Now, half my time was also surrending to the grief I knew all to well. And unfortunately I couldn’t plan which half was grief. It would hit me randomly and without warning. I remember walking with my family in an outdoor antique show and seeing a set of beautiful angel wings. I lost it. I remember walking by a mama with a baby boy and choking down tears. I remember sitting in the room waiting for an ultrasound and being completely hysterical. I remember a song and a movie and something that was said and I remember it all. Random crumblings as I attempted to find happiness but was yet reminded of my loss. Half and half. But there was hope.
Stage 7: The New Me
This is the stage I am currently in. Over time my 50/50 became 80/20. And now I’d say I’m at 90/10. My grief is still as unpredictable as always but I can feel it coming on. And the waves are gentler here. And I’m stronger. And now that I know I can endure them I have more strength to face them.
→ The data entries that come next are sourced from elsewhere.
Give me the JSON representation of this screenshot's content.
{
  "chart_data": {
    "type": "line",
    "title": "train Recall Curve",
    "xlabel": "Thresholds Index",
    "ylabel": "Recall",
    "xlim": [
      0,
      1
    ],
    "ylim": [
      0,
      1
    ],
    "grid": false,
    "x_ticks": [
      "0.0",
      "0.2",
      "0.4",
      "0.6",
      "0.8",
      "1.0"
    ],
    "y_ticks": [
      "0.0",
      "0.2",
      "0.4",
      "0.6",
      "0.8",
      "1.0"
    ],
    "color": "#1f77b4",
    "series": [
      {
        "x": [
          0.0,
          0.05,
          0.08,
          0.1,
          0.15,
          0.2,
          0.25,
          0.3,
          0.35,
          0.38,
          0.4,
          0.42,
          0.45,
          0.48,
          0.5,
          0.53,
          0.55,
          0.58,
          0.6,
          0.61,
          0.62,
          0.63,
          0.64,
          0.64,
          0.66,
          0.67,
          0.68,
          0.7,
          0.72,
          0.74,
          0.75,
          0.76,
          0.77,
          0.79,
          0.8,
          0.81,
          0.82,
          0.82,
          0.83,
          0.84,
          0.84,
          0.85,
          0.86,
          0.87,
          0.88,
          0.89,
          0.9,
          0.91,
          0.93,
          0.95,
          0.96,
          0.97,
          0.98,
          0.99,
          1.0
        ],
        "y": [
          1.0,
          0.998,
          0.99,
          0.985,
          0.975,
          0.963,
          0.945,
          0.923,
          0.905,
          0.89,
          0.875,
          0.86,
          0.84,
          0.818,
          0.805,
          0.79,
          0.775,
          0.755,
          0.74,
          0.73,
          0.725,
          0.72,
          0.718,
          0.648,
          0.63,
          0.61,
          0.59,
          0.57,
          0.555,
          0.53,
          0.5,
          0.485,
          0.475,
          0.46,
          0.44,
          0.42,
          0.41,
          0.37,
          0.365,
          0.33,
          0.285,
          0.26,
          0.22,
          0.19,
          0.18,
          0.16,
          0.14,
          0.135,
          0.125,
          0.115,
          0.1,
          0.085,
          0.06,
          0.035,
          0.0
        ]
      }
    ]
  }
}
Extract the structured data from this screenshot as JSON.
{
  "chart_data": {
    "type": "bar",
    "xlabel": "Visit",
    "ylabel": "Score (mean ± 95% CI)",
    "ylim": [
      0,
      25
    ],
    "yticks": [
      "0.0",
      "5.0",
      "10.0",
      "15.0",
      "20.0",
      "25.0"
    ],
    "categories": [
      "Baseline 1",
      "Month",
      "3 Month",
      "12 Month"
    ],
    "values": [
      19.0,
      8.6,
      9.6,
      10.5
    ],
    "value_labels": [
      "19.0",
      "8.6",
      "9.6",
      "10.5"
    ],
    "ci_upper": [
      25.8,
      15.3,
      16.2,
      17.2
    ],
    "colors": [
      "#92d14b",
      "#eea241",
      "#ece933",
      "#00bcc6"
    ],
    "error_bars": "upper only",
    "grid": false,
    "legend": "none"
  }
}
But there is something else here. When I think of him now I find myself smiling. I’ll go sit by his shelf and his urn on days that I need him. I can look at pictures and feel love instead of despair. I see signs and know he is with me. Here in this stage there is a peace and a joy. There is pride. I am proud to be his mother. I am so honored to be his mother. Here in this stage there is a gentle sweetness. I love this sweet precious boy and I am thankful for our journey together. For what he taught me. How he changed me.
In this stage I’m determined to honor him by living life to the fullest and by giving back. I’m working on a non profit in his name. I want to spread hope to others who are walking through the darkness.
I also have found my faith renewed. I wouldn’t be honest if I didn’t tell you that my faith was shaken. For the first time in my life I really doubted. I doubted how a God who loved me could take my son away. But he hasn’t been taken away! He is home. And although he is there before me, I know we will be together again. I know He is who He says He is. And I trust His promises. He too lost His son. He walks beside me and has never left me.
So here I am. Where I go from here I’m not sure yet. But I’m so hopeful. And I know He will walk me through whatever else this life brings.
Trials do indeed create endurance.
It may have taken me two years to find myself again. To find out what this new me looks like. To find out what living life after heartbreaking loss is all about. To rebuild a faith stronger than before. To be refined by fire. It may have taken me two years, but here I am.
If you are in the depths of grief, hear me sweet friend. There is healing. There is happiness again. There is joy and laughter and dancing and there is hope. There is, I promise. I can’t tell you when or what it will look like for you but I can promise the suffocating grip of grief does soften. And your heart will be strengthened. The sun does shine again. I want you to know I am praying for you and lifting you up as I walk beside you in grief. Keep going 💛.